Karya ini diterbitkan atas izin NovelToon Mphoon, isi konten hanyalah pandangan pribadi pembuatnya, tidak mewakili NovelToon sendiri
Dilema Devano
Di dalam ruangan meeting Devano terlihat sedikit melamun, padahal hari ini perusahaan miliknya akan menjelaskan suatu proyek besar yang akan dijadikan kerja sama menguntungkan.
"Tuan Devano, bisakah salah satu dari perwakilan Anda menjelaskan kepada kami apa saja yang akan dilakukan untuk membangun sebuah keuntungan besar bagi kedua perusahaan?" ucap salah satu perwakilan dari perusahaan A.
"Baik, Misca tolong jelaskan kepada mereka apa saja yang sudah kita siapkan untuk kerja sama ini!" titah Devano tanpa sadar.
"Misca? Misca siapa, Tuan? Nama saya, Killa. Saya yang akan meprestasikan kerja sama ini, bukan Misca," jawab Killa, wajahnya terlihat bingung menatap Devano yang juga terkejut dengan ucapannya sendiri.
Bukan Devano namanya jika tidak mampu mengelak, meskipun semua orang yang ada di sana mendengar jelas nama Misca disebut.
"Si-siapa yang manggil kamu, Mi-misca? Kupingmu salah dengar, sudah sana cepat jelaskan. Jangan buat mereka menunggu!" pinta Devano sambil menyembunyikan wajah malunya.
Killa yang kesal langsung berdiri menatap cemberut ke arah Devano, lalu tersenyum melihat semuanya.

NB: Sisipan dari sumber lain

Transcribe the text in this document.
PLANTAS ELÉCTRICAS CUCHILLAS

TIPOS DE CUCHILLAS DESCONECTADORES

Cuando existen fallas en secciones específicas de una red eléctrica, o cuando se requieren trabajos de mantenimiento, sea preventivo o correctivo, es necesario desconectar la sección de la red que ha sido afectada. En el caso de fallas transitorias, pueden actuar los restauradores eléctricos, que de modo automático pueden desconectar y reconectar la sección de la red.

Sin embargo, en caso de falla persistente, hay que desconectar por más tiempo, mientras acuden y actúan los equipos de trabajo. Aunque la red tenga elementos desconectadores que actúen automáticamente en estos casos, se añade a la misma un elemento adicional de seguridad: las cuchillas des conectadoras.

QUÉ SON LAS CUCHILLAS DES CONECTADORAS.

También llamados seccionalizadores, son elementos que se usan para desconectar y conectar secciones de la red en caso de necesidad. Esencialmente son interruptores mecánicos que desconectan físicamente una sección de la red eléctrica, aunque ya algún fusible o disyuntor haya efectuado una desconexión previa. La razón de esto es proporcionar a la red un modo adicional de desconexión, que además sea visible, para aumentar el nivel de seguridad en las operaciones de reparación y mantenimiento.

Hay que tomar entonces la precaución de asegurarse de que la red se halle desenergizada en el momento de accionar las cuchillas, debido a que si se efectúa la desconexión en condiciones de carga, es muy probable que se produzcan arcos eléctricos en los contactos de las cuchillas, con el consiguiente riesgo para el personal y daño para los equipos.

"Astaga, Devano! Apa-apaan ini, kenapa Misca, Misca, Misca terus yang ada di dalam pikiranmu!"
Devano menggerutu di dalam hati. Tangannya diam-diam memijit dahi yang terasa pusing akibat bayang-bayang Misca selalu membuatnya resah tidak karuan.
Sementara Killa yang sedang fokus menjelaskan, beberapa kali melirik curiga terhadap Devano. Selama dia bekerja tidak ada satu wanita pun yang mampu menembus benteng pertahanan hatinya.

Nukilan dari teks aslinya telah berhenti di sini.